Chez le chat, le mélanome de l’œil développe rapidement une forme maligne métastasique.
Les maladies du cristallin
Il y a peu de maladies du cristallin. Les anomalies congénitales du cristallin sont généralement associées à de multiples anomalies oculaires. Le cocker et le schnauzer sont
davantage prédisposés à ces anomalies.
La cataracte
Consulter la fiche de veto correspondante.
La luxation du cristallin
La luxation est le résultat de la rupture de quelques ou de toutes les fibres qui attachent et maintiennent le cristallin : il se trouve alors complètement ou partiellement déplacé.
Cette luxation est primaire ou secondaire à d'autres affections oculaires.
Cette affection est généralement douloureuse, ce qui motive la consultation. L'œil pleure et la paupière présente des spasmes. L'œil apparaît rouge et opaque et la vision est
souvent réduite. L'animal est abattu et refuse de s'alimenter.

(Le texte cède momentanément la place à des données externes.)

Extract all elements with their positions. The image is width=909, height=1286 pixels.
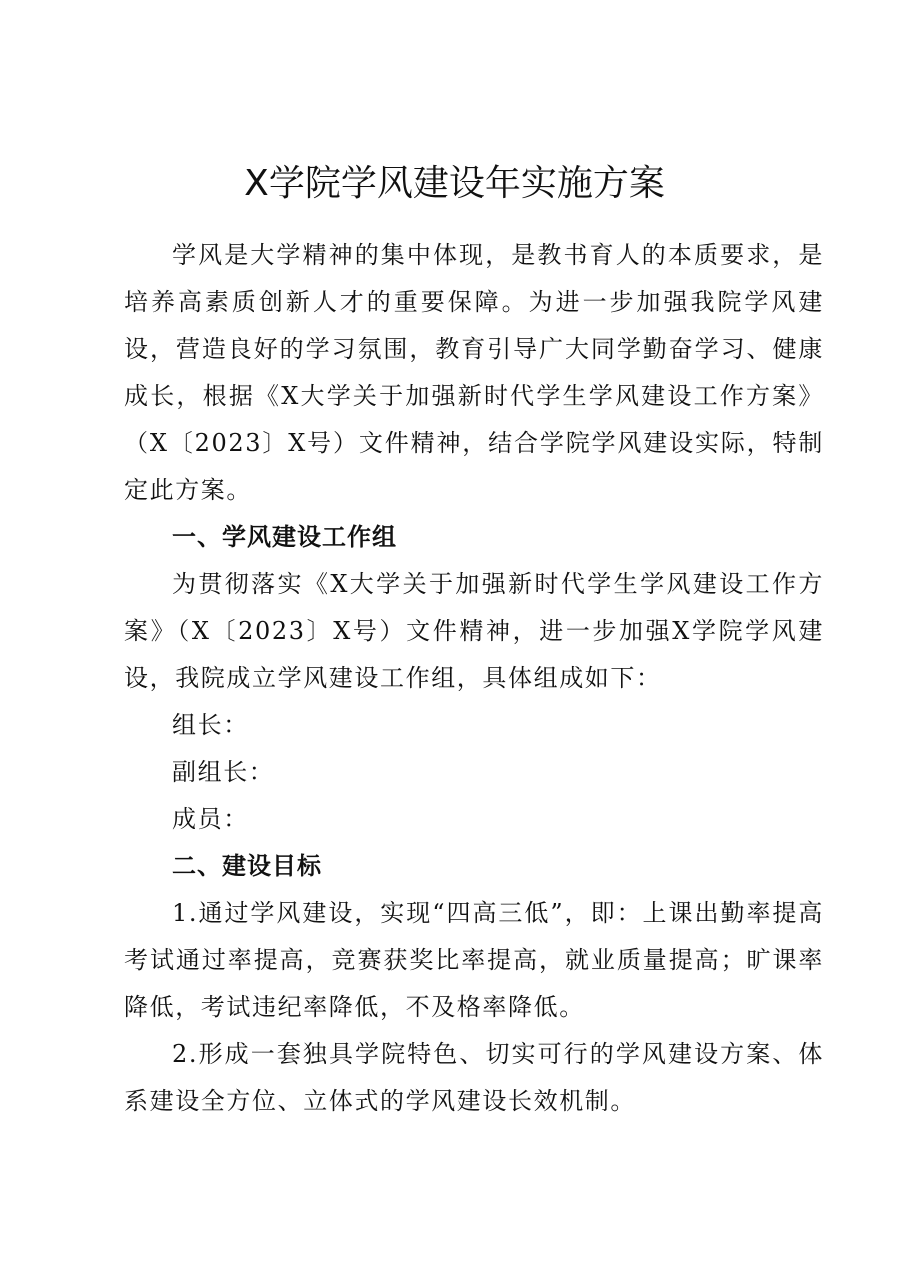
goal-item-2: 2.形成一套独具学院特色、切实可行的学风建设方案、体系建设全方位、立体式的学风建设长效机制。: [124, 1040, 824, 1115]
work-group-paragraph: 为贯彻落实《X大学关于加强新时代学生学风建设工作方案》（X〔2023〕X号）文件精神，进一步加强X学院学风建设，我院成立学风建设工作组，具体组成如下：: [124, 570, 824, 692]
section-heading-goals: 二、建设目标: [172, 852, 322, 880]
leader-line: 组长：: [172, 711, 249, 739]
section-heading-work-group: 一、学风建设工作组: [172, 523, 397, 551]
document-title: X学院学风建设年实施方案: [244, 163, 665, 204]
goal-item-1: 1.通过学风建设，实现“四高三低”，即：上课出勤率提高考试通过率提高，竞赛获奖比率提高，就业质量提高；旷课率降低，考试违纪率降低，不及格率降低。: [124, 899, 824, 1021]
document-body: [124, 232, 824, 1125]
deputy-leader-line: 副组长：: [172, 758, 275, 786]
intro-paragraph: 学风是大学精神的集中体现，是教书育人的本质要求，是培养高素质创新人才的重要保障。为进一步加强我院学风建设，营造良好的学习氛围，教育引导广大同学勤奋学习、健康成长，根据《X大学关于加强新时代学生学风建设工作方案》（X〔2023〕X号）文件精神，结合学院学风建设实际，特制定此方案。: [124, 241, 824, 504]
members-line: 成员：: [172, 805, 249, 833]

Le terrier tibétain, le Jack Russel, les terriers à poil dur, le bull terrier, le border collie et le sharpei sont des races chez qui la luxation du cristallin est fréquente. Un glaucome
accompagne la luxation du cristallin sans que l’on sache réellement laquelle des maladies apparaît en premier ; la vision peut être réduite bien longtemps avant que le cristallin ne
se luxe.
Lorsque le cristallin bascule vers l'arrière, le traitement peut être médical pendant une longue période, avant l'extraction chirurgicale du cristallin.
Si le cristallin bascule vers l'avant, l'intervention chirurgicale doit être effectuée en urgence sous peine de glaucome aigu sévère car le cristallin basculé empêche le flux normal de
l’humeur aqueuse. Si l'œil est très abîmé, l'énucléation peut être proposée.
> La luxation du cristallin est une affection redoutable qui s'accompagne d’un pronostic réservé.
Cristallin normal Luxation postérieure Luxation antérieure
Le vieillissement du cristallin ou sénescence cristallinienne
Le cristallin est la seule partie de l’œil qui continue à croître tout au long de la vie. Son mode de croissance est tel que les nouvelles cellules se superposent les unes sur les
autres à la surface du cristallin, sans dégradation des couches anciennes. Le noyau du cristallin se trouve « compacté », ce qui donne au cristallin vieillissant un aspect bleu gris.
Cette sclérose touche la plupart des chiens de plus de 6 ans, sans affecter sérieusement la vision, tout au moins au début de l’évolution.
De plus, des processus chimiques liés au vieillissement accentuent la perte de la transparence du cristallin (accumulation de protéines, dégradation).
Des compléments alimentaires ralentissement le processus de vieillissement du cristallin.
Le glaucome
Le glaucome est un groupe de maladies oculaires qui s'accompagnent d'une augmentation de la pression intraoculaire conduisant à des lésions du nerf optique et des cellules
rétiniennes.
Le maintien d'une pression oculaire stable dépend de la production de l'humeur aqueuse et de son évacuation. Toute perturbation d'un des systèmes entraîne un glaucome. Il s'agit
d'une affection fréquente qui représente environ 10 % des troubles oculaires.
Le diagnostic de glaucome se fait par mesure de la pression intraoculaire grâce à un outil appelé tonomètre, équipement du vétérinaire spécialiste.
Les signes cliniques du glaucome varient selon l'espèce, la cause, la vitesse d'apparition et l'élévation de la pression intraoculaire. Il peut toucher un œil ou les deux. Il peut
apparaître d'emblée ou être la conséquence d'une autre maladie oculaire.
Le glaucome aigu est caractérisé par de la douleur, une augmentation du larmoiement, des spasmes des paupières, une procidence de la troisième paupière, une cornée
blanchâtre, une congestion des petits vaisseaux du pourtour de l'œil, une pupille dilatée et parfois de la cécité. Dans le glaucome chronique, l'augmentation de la taille du globe
oculaire est plus progressive mais souvent plus marquée.
Le traitement du glaucome est médical et chirurgical (chez les spécialistes) et prend en compte en premier lieu la cause. Le but du traitement médical est de diminuer la pression
dans l'œil pour établir un confort oculaire. Cependant, dans beaucoup de cas, la cécité induite par le glaucome est irréversible dès la première consultation ; l'énucléation est
parfois une solution thérapeutique symptomatique (ôter la douleur). Le glaucome aigu est pris en charge médicalement en urgence pour soulager la douleur.